In questo senso la tecnologia può senza dubbio essere d’aiuto, e così il media statunitense Gannett sta sperimentando un assistente digitale per l’inserimento dei nuovi assunti: un archivio intelligente che raccoglie procedure, policy editoriali, linee guida etiche. Così la conoscenza diventa accessibile e replicabile, riducendo dispersioni e tempi di integrazione.
Oltre l’intelligenza artificiale
Gli strumenti di intelligenza artificiale non sono necessariamente una minaccia per le redazioni e per il giornalismo in generale. Se è vero che da un lato strumenti come Chat-GPT possono minacciare l’attribuzione dei contenuti e ridurre il traffico diretto ai siti di informazione, dall’altro offrono aiuto per organizzare e valorizzare la conoscenza interna, rendere più efficiente l’onboarding dei nuovi assunti e valorizzare archivi e banche dati.
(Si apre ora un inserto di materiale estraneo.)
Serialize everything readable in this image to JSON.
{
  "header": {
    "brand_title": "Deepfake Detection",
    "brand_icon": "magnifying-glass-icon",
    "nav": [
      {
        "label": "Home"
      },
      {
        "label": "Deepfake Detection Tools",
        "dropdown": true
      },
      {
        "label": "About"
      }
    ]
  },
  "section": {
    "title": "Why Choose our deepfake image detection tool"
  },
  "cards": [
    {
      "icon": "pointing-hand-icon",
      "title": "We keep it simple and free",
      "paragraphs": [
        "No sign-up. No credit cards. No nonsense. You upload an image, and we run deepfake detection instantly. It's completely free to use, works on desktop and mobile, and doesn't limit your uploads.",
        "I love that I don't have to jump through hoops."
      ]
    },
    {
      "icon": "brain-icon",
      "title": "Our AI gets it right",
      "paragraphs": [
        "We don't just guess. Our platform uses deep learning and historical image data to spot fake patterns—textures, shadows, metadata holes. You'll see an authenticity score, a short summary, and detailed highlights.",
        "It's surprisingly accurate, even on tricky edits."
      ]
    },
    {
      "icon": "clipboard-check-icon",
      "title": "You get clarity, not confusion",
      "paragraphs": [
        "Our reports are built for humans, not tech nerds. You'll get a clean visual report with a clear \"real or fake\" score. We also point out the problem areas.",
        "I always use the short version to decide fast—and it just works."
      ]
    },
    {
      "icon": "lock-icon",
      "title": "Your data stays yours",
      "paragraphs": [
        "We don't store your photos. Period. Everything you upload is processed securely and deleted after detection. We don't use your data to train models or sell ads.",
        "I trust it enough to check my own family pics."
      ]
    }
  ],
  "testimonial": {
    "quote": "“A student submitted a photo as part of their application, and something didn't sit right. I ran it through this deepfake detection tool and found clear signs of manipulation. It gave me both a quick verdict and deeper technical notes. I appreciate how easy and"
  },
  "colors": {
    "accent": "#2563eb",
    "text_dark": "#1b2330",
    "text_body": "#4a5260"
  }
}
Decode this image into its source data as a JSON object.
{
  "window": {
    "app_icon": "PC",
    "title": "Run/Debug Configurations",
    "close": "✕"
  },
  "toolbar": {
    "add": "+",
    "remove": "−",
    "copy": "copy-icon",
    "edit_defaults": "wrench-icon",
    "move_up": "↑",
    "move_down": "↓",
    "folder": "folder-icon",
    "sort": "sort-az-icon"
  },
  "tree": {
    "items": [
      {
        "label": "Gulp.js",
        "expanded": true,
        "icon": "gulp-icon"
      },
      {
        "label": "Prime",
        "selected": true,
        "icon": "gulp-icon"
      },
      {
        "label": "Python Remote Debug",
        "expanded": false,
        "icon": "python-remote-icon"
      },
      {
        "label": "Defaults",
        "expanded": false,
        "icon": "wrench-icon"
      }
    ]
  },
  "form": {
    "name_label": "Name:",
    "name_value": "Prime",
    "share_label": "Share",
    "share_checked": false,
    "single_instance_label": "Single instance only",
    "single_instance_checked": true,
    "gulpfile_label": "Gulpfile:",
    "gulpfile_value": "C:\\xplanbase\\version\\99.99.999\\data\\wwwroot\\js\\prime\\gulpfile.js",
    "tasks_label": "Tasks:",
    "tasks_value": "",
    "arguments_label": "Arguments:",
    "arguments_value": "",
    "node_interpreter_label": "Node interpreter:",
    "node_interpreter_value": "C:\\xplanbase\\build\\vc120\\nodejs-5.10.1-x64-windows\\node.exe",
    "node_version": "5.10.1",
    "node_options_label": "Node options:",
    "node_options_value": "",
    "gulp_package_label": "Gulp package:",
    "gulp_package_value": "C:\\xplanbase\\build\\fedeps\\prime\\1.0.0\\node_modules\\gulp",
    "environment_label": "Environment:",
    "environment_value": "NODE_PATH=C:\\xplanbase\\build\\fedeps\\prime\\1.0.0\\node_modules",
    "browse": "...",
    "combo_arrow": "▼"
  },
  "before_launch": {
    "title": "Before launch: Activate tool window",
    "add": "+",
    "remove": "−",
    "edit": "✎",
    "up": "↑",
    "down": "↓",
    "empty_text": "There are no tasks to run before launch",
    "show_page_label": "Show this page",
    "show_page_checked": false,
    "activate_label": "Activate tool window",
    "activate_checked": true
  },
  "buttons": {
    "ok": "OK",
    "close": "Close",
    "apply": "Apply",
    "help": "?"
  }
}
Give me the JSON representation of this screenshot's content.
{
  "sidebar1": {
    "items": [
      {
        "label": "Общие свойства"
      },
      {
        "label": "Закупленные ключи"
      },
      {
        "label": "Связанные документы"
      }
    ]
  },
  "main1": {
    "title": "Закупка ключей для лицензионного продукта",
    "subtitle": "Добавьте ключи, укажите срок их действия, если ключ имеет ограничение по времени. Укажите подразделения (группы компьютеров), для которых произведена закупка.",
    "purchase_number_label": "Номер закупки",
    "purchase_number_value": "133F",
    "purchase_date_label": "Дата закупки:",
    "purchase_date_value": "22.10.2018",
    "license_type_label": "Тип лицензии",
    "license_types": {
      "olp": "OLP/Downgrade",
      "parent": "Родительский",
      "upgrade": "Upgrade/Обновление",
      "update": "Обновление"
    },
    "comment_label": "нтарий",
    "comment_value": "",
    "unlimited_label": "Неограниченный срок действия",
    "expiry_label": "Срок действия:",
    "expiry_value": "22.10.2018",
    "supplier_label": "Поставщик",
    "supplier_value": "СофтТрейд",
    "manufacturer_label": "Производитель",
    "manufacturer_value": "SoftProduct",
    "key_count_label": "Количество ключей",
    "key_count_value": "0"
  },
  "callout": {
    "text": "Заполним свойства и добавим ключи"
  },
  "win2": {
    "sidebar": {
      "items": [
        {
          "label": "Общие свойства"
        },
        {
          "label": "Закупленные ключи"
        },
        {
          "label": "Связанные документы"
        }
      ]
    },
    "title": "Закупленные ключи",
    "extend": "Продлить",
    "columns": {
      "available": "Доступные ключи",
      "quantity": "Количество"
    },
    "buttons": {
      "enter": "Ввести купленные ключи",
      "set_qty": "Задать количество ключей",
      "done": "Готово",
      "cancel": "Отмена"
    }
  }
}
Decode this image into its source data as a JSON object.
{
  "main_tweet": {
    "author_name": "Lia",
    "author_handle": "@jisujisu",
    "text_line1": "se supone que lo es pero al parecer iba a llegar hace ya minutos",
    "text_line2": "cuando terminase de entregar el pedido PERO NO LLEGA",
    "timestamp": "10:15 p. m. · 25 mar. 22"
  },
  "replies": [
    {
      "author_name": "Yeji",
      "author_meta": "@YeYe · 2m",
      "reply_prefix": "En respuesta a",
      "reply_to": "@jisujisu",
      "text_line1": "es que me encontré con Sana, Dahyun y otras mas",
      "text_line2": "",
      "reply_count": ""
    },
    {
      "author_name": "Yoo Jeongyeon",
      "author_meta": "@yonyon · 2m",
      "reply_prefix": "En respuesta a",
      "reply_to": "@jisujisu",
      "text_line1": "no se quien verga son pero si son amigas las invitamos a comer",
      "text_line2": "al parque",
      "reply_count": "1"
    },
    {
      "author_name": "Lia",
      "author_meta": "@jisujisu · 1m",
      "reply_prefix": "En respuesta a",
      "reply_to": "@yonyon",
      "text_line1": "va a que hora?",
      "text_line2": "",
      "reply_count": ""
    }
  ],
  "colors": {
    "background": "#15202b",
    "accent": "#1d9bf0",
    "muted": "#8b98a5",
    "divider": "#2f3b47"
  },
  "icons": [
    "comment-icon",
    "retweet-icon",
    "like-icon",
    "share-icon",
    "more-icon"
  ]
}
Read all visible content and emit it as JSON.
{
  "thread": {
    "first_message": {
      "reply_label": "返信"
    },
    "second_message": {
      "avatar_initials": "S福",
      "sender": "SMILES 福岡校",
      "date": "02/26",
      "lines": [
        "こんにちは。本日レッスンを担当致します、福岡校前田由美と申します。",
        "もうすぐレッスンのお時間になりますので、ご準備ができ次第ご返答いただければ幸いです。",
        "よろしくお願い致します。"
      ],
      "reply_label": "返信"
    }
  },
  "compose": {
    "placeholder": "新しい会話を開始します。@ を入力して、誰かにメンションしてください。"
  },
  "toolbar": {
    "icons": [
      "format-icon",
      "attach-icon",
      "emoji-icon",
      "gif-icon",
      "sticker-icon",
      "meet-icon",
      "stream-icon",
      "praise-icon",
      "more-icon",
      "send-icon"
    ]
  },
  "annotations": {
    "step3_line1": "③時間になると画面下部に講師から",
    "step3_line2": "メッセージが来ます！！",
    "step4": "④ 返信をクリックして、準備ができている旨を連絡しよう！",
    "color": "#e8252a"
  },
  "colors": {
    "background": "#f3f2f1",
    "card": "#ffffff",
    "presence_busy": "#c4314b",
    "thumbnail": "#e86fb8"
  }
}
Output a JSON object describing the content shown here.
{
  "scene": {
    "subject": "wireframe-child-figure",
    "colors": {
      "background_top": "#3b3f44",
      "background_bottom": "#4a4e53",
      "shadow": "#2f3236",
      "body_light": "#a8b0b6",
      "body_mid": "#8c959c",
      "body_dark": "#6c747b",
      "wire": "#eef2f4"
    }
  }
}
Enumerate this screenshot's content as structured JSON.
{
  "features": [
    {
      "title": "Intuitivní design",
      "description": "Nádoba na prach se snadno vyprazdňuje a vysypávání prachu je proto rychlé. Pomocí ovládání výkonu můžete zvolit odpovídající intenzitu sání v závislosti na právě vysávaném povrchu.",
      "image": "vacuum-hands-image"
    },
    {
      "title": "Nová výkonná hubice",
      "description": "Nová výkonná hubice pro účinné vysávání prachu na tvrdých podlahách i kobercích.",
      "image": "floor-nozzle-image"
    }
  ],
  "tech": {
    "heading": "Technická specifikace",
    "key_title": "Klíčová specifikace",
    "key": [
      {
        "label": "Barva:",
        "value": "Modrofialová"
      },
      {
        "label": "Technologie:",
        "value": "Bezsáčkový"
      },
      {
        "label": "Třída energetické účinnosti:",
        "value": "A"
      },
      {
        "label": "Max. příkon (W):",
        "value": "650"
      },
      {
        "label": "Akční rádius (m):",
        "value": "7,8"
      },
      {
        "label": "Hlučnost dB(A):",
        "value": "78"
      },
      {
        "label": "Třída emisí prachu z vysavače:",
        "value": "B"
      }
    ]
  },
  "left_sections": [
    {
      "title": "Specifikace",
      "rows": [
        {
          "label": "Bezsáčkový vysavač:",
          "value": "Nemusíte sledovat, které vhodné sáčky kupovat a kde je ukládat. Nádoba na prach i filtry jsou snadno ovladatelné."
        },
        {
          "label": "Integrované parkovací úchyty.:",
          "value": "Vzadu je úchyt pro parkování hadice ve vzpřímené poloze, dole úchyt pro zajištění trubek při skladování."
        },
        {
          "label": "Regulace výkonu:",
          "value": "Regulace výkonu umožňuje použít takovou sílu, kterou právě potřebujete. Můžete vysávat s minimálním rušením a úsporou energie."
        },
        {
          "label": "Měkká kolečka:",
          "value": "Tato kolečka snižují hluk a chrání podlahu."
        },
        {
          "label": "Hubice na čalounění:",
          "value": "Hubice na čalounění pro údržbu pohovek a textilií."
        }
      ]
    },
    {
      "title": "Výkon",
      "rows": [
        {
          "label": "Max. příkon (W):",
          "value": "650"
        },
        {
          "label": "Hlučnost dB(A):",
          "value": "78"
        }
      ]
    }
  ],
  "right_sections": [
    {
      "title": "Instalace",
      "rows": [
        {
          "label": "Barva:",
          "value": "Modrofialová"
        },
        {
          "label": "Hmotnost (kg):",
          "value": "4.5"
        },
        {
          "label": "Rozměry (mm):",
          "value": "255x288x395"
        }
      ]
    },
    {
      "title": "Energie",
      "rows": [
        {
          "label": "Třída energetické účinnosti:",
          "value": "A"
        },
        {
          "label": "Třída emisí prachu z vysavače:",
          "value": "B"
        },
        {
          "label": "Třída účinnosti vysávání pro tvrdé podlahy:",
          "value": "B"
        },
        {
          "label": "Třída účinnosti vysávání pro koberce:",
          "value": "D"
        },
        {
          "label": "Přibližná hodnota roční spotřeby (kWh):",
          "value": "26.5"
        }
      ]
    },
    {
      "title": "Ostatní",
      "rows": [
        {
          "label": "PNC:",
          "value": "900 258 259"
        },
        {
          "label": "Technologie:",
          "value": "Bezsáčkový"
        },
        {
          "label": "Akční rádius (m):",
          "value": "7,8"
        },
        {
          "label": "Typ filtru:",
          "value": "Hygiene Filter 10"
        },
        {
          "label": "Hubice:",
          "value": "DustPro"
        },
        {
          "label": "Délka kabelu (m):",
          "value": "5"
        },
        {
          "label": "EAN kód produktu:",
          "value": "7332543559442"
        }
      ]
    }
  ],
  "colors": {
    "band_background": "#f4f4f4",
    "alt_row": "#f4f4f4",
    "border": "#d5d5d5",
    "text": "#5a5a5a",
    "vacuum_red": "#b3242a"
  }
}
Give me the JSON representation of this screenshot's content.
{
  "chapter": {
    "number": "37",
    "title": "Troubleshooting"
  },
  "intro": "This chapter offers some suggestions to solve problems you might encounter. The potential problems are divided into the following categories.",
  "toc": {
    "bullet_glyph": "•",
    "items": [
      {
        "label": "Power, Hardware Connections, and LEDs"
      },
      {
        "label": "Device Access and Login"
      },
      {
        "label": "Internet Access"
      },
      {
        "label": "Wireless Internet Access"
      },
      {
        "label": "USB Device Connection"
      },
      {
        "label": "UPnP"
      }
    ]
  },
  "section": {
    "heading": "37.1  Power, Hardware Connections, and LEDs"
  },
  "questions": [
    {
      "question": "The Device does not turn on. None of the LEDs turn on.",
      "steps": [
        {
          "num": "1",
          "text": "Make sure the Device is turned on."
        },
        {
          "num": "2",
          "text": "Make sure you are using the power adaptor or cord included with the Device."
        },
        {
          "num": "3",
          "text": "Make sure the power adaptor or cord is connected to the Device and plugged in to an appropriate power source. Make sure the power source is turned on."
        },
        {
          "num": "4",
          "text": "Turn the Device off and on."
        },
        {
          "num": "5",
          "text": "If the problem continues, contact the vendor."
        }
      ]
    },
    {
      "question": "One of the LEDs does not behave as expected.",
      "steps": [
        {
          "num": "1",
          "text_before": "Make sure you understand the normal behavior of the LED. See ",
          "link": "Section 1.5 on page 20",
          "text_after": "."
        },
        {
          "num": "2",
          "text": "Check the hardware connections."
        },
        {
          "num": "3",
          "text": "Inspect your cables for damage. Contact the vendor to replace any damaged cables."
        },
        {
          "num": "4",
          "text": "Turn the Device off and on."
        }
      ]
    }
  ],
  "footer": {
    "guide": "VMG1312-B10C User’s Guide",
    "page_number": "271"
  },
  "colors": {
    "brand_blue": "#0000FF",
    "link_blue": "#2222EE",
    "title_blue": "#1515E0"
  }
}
Tutto questo però a patto che vi siano basi solide su cui costruire. E queste basi sono riconducibili proprio al knowledge capital.
In questo senso è necessario smettere di considerare brand, pubblico e talento come concetti astratti e iniziare a trattarli come veri asset da misurare, proteggere e far crescere. Significa chiedersi se il marchio è abbastanza autorevole da resistere alle dinamiche delle piattaforme social, se la relazione con i lettori è solida anche fuori dall’online, se la conoscenza interna è documentata e accessibile, se i professionisti vengono messi nelle condizioni di restare e innovare.
Perché nell’era dell’intelligenza artificiale ciò che rende unico il giornalismo non è la capacità di scrivere un testo — quella ormai appartiene anche alle macchine — ma il capitale intangibile fatto di fiducia, competenze, relazioni e memoria collettiva.